Given, then, that these rights, laws, and protections of human rights exist, the above mechanisms are expanding beyond idealistic rule-making to real enforcement. The aftermaths of the recent Balkan wars are excellent examples of this. However, clashes remain between international human rights laws and domestic law in protecting human rights. One contemporary example of this problem is the United States’ use of interrogation techniques that violate the Geneva Convention. Specifically, in 2002, allegations emerged concerning detainees in U.S. custody in Afghanistan or while held by United States allies.
In a Washington Post article, authors allege that people held in Bagram Air Base in Afghanistan have been subjected to interrogation techniques which fit the Geneva Convention definition of torture.
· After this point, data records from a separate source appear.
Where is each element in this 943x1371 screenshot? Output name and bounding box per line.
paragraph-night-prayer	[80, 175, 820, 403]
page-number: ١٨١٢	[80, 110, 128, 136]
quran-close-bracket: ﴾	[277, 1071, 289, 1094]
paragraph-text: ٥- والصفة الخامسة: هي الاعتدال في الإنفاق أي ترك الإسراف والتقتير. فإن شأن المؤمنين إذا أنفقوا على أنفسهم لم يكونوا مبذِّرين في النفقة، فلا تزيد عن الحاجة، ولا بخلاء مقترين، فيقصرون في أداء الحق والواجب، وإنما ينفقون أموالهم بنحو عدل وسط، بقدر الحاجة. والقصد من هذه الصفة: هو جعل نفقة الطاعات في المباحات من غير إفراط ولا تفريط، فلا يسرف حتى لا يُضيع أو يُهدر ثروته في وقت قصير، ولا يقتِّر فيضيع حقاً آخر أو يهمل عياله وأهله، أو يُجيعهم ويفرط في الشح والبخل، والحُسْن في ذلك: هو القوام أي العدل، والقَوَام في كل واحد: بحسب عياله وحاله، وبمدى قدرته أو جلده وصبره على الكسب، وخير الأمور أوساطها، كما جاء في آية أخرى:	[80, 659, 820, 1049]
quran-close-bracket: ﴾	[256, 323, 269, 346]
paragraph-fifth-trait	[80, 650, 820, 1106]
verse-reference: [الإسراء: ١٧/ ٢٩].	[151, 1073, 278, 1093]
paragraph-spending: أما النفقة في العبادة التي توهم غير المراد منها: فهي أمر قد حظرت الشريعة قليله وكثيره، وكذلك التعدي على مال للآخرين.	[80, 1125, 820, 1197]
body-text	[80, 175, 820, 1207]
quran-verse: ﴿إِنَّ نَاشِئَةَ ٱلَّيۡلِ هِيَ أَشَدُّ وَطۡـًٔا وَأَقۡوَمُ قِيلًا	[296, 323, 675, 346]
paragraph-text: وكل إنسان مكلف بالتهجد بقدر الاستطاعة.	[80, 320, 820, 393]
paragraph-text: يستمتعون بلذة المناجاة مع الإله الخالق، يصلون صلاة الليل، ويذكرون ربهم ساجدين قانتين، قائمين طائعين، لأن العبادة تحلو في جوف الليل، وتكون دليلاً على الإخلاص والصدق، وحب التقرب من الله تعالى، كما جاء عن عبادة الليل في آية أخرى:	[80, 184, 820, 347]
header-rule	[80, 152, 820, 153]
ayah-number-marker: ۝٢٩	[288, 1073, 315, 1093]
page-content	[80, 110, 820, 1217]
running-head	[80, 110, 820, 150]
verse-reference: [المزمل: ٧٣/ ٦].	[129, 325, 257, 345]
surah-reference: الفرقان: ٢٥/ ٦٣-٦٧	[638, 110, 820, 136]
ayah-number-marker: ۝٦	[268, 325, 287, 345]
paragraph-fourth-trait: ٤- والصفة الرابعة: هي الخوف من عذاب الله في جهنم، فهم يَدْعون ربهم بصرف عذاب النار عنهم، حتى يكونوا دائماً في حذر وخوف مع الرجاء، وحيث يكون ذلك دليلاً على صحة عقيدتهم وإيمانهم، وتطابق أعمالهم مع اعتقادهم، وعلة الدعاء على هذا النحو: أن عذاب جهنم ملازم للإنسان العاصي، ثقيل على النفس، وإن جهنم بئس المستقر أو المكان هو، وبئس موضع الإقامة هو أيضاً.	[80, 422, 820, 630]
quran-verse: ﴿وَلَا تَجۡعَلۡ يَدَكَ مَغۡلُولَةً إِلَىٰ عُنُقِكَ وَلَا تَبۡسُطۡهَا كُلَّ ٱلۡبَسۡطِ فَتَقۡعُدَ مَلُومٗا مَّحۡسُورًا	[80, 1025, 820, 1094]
According to groups like Human Rights Watch, these people are guaranteed freedom from this treatment, be they “captured combatants, civilians or criminal suspects (HRW, 2002).” According to Human Rights Watch, these allegations are severe, in that “…Direct involvement or complicity in torture, as well as the failure to prevent torture by subordinates, may subject U.S. officials to prosecution under international law (2002).” Further, “Such acts are “grave breaches,” or war crimes, under the 1949 Geneva Conventions.”
Clearly, the prohibition against the above behavior is clear, and one would imagine that governments like the United States would have been immediately bound to stop such activities or risk prosecution. However, the reaction of the Bush administration illustrates the possible barriers and loopholes to block the very mechanisms that are expanding to prosecute and punish such abuses.
Indeed, the United States reacted to this by attaching a signing statement to the McCain anti-torture legislation that “…relies on the president’s Commander-in-Chief power to undermine domestic legislation and treaty provisions prohibiting the torture and cruel, inhuman, and degrading treatment of detainees in U.S. custody (Palmer 2006). Specifically, the administration took steps to reclassify what constitutes “cruel, inhuman and degrading” treatment as outside the sphere of U.S. interrogation techniques.
Clearly, the remedy for such actions (and the similar actions of other states) is to be found in the authority of the greater international community of treaty members, and with the agreed upon jurisdiction of the international courts. However, given the strong geo-political power of “superpower” nations like the United States, there remains the question of how to enforce the law against immensely powerful entities. As of today this continues to be a significant problem that undermines the future of Human Rights protections globally. One remedy, however, that may temper the “reinterpretation” trend begun by the Bush administration is for future leaders to recognize the folly of reinterpretation out of simple self-interest.
After all, if torture can be interpreted to serve the needs of one state, it only follows that all states may follow suit, putting all in jeopardy. Until the majority of governments come to that realization, the “on the ground” implementation of human rights law will remain imperfect. However, for now the world must deal with the imperfection of what is, and continue to work toward what should be in a world of ideals.